Diesmal aber standen dort lediglich zwei, drei Autos, es war an einem Wochentag, und er vernahm, noch draußen vor dem Gasthaus stehend, diverse Stimmen aus der Gaststube; auch klapperten Bestecke, Teller, Gläser. Auf jeden Fall: Es klang sehr einladend. Also beschloss Hans umgehend, einzutreten. Er klopfte sich die Schuhe draußen ab, denn er wusste, wie gerne es die Wirte sahen, wenn man mit Lehmklumpen an den Füßen in die Gaststube kam, ergriff die Klinke, drückte sie herunter, öffnete die Tür und setzte gerade den Fuß auf die Türschwelle, da ging am anderen Ende des Ganges hinten die Türe - die Tür ins Allerheiligste, die Gaststube - auf, eine Person, mit Sicherheit der Wirt, trat in den Rahmen, sah ihn kurz an und sagte: »Zeann Essn hammer fei niggs.«
Peng.
Kein Lächeln, kein »Grüß Godd«, im Gegenteil: Abweisung pur.
Fränkische Grantigkeit? Typisches Wirtsverhalten, wie es in Klischees immer und immer wieder bemüht wird? Klassisch mufflerde Unfreundlichkeit von Wirten, die den Gast nur als Belästigung empfinden - und das dem Gast gegenüber auch ungebremst, ja beinahe wollüstig, zeigen?
Weit gefehlt.
Sehr weit gefehlt!
Und das ist genau die dritte Art des Miss- bzw. Nichtverstehens. Wenn man den Wirt bei Ton und Wortbedeutung nimmt, dann hat man unweigerlich das Gefühl: »Der schmeißt mich raus«, er gibt mir ohne jede Blume zu verstehen: »Hau du bloß ab!«
»Zeann Essn hammer fei niggs.«
Was kann man hier denn missverstehen?
Das ist genau der Punkt, an dem Fränkische Kunst beginnt. Nur einmal ganz einfach und logisch gedacht:
Hier ist ein Wirt.
Wovon lebt der?
Von seinen Gästen.
Und die beißt er weg?
Wo ist da der Sinn?
Es gibt keinen - es macht keinen.
Jeder Wirt, der seine Gäste so behandelte, wäre ein Depp. Und binnen Monatsfrist auch pleite. Das ist logisch.

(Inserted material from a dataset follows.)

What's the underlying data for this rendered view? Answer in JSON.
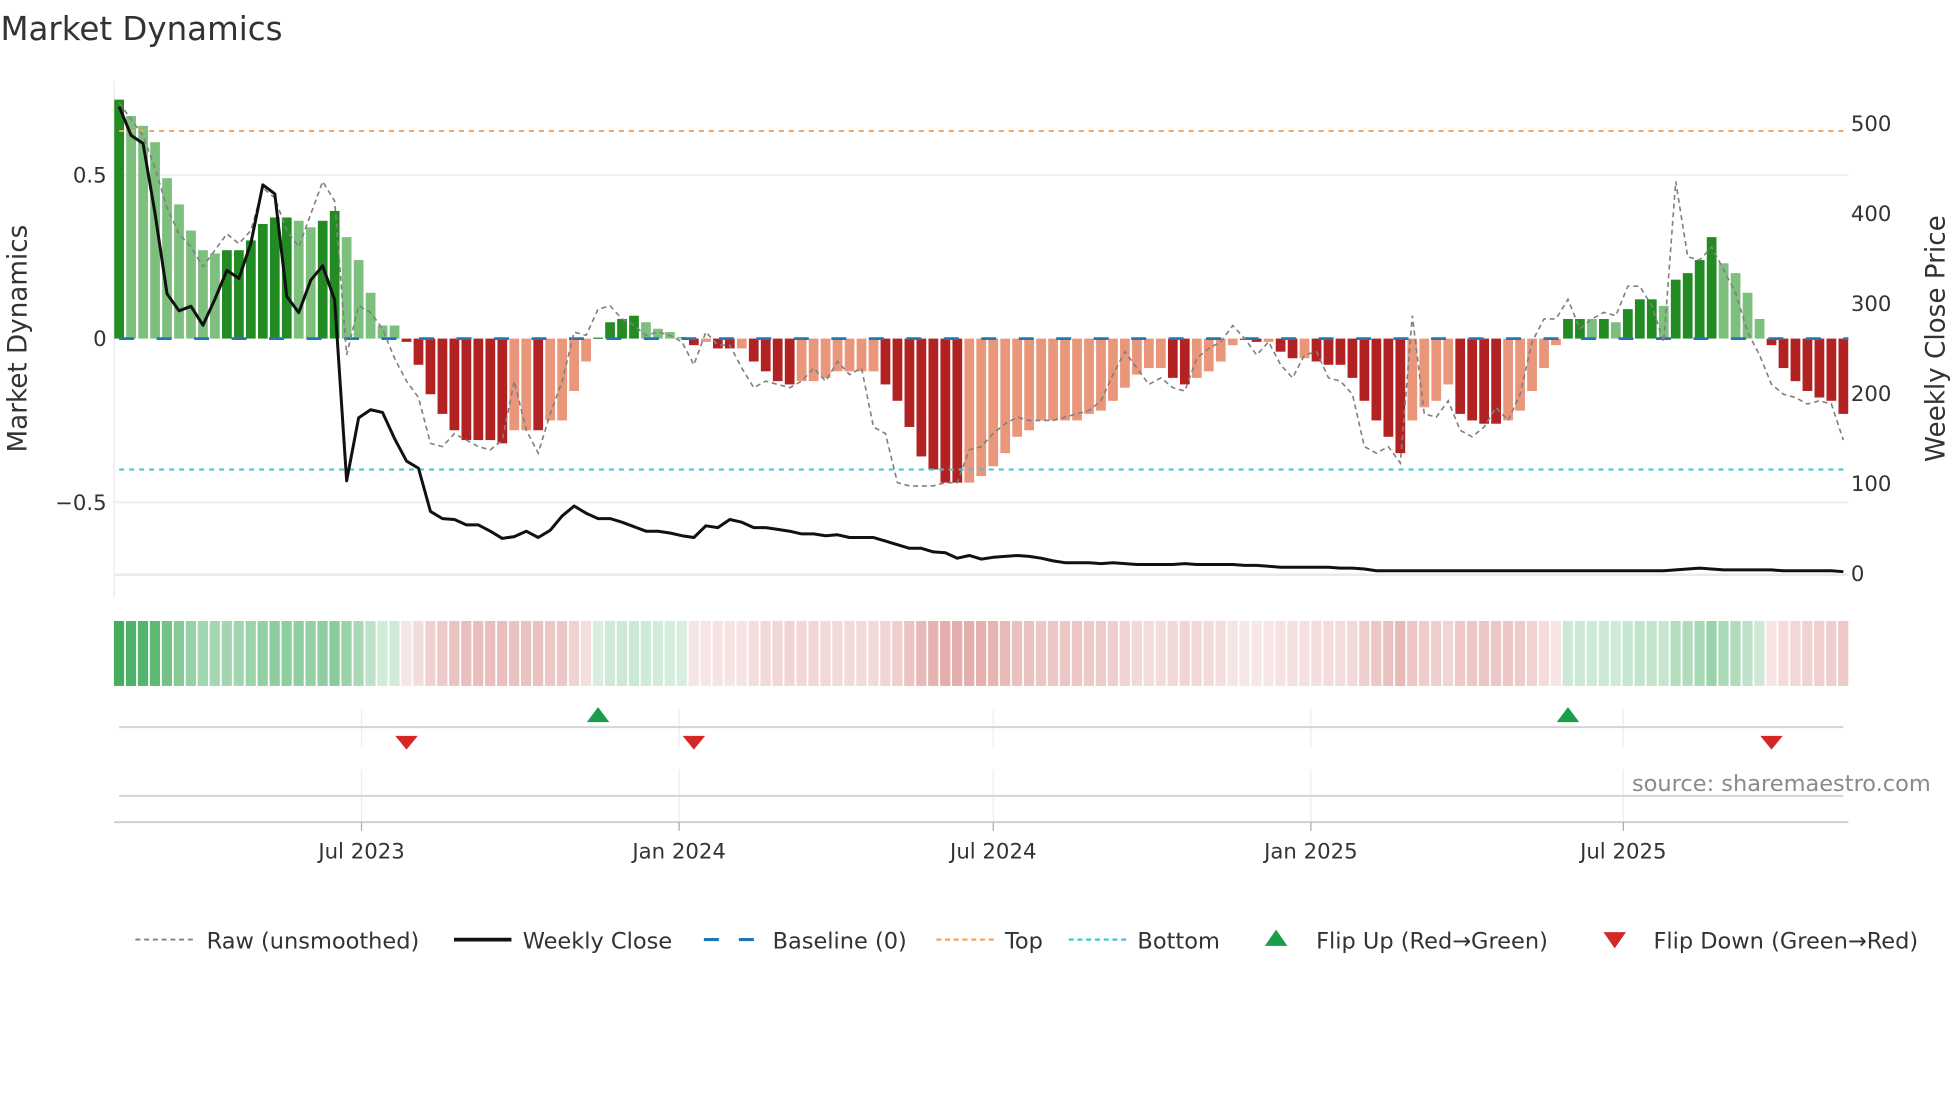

Was aber sagt einem der Wirt dann mit seinem »Zeann Essn hammer fei niggs«?
Im Grunde ist es ganz einfach, denn dieser Wirt ist ja nicht dumm. Keiner der Wirte im Fränkischen ist das.
Dieses direkte »Zeann Essn hammer fei niggs« ist, bei Licht betrachtet, Bedienung und Service in Reinkultur. Es ist zuvorkommend, zu hundert Prozent im Interesse des Gastes und macht dem Gast das Leben leicht. Oder leichter, zumindest für diesen Moment.
Denn der Hans war nicht der erste Gast, der im Leben dieses Wirtes das Wirtshaus betrat.
Und was macht ein Gast, wenn er im Spätherbst oder Winter in ein Wirtshaus kommt?
Er kommt herein.
Er sieht sich um.
Er nickt vielleicht den Männern zu, die am Stammtisch sitzen - und dann beschlägt schon seine Brille.
Er zieht die Handschuhe aus und stopft sie umständlich in die Jackentasche. Wo sie nicht richtig hineinpassen wollen. Vielleicht fällt sogar einer zu Boden.
Er nimmt die Brille ab und sucht nach einem Tuch.
Tastet umständlich mit seinen durchgefrorenen Fingern danach.
Er wischt die Brille ab, putzt sie und setzt sie wieder auf.
Er sieht sich wieder um und sucht nach einem Platz.
Schaut, wer so alles da ist.
Er nimmt die Mütze ab.
Er öffnet seine Jacke und pellt sich aus ihr heraus.
Er rollt den Schal, der noch um seinen Hals liegt, ab.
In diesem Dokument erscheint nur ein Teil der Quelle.